Моя Ойкумена - страница 25
– Ну давай: в одной черной-черной стране, в черном-черном городе…
Надо в нужном месте неожиданно крикнуть, чтобы сестры завизжали от ужаса и разбудили храпящего деда, – в этом и была задумка. Дед после этого давал всем нагоняя, и потом все засыпали.
Утром родители собрались и разъехались по своим городам, оставив нас на три месяца в нашем детском раю – в этом волшебном деревенском доме, в котором было несколько зачарованных помещений: чулан, чердак и подпол. Там можно было найти все что угодно: старинные инструменты, книжки, лыжные ботинки, посуду. У деда в подполе стояла бутылочка наливки, поэтому бабка запрещала туда ему залазить. Как только бабушка ушла за хлебом, он засиял, полез туда и предупредил:
– Так, бабке только не говорите, что я лазил в подпол, понятно?
– Понятно!
Когда вернулась наша бабушка, он спросила:
– Ну, как у нас дела, чем вы занимались с дедом?
Наши сестренки хором ответили!
– У нас все хорошо, мы весь день играем, а дед в подпол не лазил!
В ответ бабушка так сверкнула глазами, что дед быстро вышел во двор, «от греха подальше», как он обычно говаривал.
После этого мы начинали завтракать. Но Леночка с Валеркой отказывались доедать кашу, тогда дед доставал из тумбочки свои фронтовые медали и объявлял, что тот, кто доест первым – получит медаль. Выиграл Олежик, но, слава богу, медалей хватило на нас всех.
– Теперь можно пойти на улицу?
– А кто будет мыть тарелки? – поинтересовалась бабушка.
– Отстань ты от них Христа ради, а то вообще к тебе больше не приедут! Идите играйте во двор! – скомандовал дед, и мы молниеностно сбежали, чтобы не участвовать в опасной дискуссии.
Никаких других игр, кроме игры в войну, я не признавал, а мой брат любил играть в машинки.
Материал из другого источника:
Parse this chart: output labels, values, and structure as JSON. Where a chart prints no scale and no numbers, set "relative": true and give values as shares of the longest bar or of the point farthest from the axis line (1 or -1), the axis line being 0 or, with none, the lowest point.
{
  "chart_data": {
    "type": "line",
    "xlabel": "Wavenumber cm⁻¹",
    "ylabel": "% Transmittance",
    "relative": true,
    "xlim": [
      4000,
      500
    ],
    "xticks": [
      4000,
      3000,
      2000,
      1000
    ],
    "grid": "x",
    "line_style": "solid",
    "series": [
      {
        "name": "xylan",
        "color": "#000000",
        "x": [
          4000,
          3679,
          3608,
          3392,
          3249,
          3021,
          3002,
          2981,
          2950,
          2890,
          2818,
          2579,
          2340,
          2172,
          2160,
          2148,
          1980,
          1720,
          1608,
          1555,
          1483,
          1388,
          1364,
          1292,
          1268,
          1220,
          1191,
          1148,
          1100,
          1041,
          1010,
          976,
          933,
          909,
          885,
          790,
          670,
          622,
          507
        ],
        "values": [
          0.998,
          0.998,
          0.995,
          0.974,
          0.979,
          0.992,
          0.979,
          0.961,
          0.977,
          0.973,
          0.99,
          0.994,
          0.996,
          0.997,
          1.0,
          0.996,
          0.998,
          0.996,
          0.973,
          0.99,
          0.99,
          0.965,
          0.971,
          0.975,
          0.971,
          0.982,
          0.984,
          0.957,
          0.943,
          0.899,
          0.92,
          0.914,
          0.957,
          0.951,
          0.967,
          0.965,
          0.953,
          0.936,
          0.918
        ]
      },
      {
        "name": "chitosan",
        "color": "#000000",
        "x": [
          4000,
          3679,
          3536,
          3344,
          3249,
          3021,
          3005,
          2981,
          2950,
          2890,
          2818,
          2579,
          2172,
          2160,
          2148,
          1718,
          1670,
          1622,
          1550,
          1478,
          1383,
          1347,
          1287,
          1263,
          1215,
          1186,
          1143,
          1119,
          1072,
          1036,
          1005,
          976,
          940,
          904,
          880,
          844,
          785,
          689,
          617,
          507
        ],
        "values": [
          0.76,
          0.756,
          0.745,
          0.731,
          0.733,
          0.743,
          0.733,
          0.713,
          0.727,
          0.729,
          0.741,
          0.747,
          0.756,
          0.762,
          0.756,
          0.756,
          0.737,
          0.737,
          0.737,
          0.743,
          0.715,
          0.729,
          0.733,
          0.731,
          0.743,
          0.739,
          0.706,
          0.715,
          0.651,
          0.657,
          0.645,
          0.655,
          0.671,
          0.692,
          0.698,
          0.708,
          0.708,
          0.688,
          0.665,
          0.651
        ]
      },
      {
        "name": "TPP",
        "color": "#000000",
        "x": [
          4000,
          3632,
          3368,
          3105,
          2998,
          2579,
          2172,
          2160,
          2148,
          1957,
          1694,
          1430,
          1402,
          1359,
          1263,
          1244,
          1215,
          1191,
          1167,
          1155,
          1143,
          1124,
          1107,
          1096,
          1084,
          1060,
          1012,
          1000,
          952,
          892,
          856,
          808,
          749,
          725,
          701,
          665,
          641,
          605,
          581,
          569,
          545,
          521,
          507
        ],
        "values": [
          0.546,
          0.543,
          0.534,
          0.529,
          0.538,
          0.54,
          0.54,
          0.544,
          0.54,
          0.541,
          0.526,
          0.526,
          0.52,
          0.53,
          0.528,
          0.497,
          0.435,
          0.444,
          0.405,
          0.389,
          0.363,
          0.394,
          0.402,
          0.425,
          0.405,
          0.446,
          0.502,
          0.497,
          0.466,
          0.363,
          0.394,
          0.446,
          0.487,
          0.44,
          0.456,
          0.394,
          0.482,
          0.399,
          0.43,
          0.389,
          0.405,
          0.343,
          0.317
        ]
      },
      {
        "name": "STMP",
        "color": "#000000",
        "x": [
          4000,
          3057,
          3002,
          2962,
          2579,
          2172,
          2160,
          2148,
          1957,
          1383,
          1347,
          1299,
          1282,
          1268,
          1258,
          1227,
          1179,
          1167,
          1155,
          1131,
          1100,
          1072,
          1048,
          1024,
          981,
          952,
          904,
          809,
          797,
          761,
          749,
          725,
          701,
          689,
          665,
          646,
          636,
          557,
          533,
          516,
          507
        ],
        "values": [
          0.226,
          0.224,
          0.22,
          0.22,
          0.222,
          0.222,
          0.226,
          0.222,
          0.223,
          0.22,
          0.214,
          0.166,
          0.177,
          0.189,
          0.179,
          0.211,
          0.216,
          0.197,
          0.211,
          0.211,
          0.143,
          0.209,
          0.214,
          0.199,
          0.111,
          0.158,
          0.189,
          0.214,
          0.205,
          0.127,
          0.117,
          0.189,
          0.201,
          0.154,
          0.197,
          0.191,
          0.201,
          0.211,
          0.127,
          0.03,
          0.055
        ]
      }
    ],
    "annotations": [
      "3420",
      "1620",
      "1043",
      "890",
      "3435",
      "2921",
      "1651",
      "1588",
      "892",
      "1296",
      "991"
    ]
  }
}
Может быть, потому, что его отец, дядя Слава, был начальником на автозаводе и у них у самих была своя машина. А может быть, и потому, что не понимал главного: единственная достойная уважения мужская профессия – это Родину защищать, как говорили в любимом кино. В машинки можно поиграть и дома, а на улице мы все-таки начали в войнушку.
Ни на какую другую роль, кроме командира, я был не согласен и имел для этого веские основания. Во-первых, у меня были настоящие полевая сумка, кобура от пистолета, портупея и пилотка; во-вторых, я был чуточку старше всех; а в-третьих и в-главных – я семь лет прожил на настоящей государственной границе, и мои отец с дедом были командирами. Итак, брат был моим солдатом, а сестры – на то они и сестры – медсестрами. Народу было маловато, да и врагов не было, поэтому эта игра быстро им всем надоела и все захотели ее прекратить. Тогда я сильно разозлился и по законам военного времени решил расстрелять всех как трусов, дезертиров и предателей.
«Расстрелянные» попали в лучший мир и радостно убежали играть в вышибалы.
Сестер я отпустил сразу, а Олежику пришлось помучиться:
– Кто же так умирает? Давай как взаправду!
– Ну я же упал как на самом деле!
– А почему ногами не дрыгал? Что, не видел в кино, как надо? Вставай, еще раз попробуем!
– Ну ладно!
– Бах! Ну вот, теперь похоже! Можешь идти!
В этот момент на крыльцо вышел дед и, увидев меня, обвешанного с ног до головы воинской амуницией, засмеялся и сказал:
– Ну ты прямо вылитый Кирилл!
– Какой Кирилл? – обиделся я. – Это поп, что ли, с нашей улицы, к которому бабушка на похороны ходила?
– Да не поп, – засмеялся дед, – командир у меня был во время войны, грек Кирилл. Вечно обвешается с ног до головы оружием, как новогодняя елка, и ходит бренчит!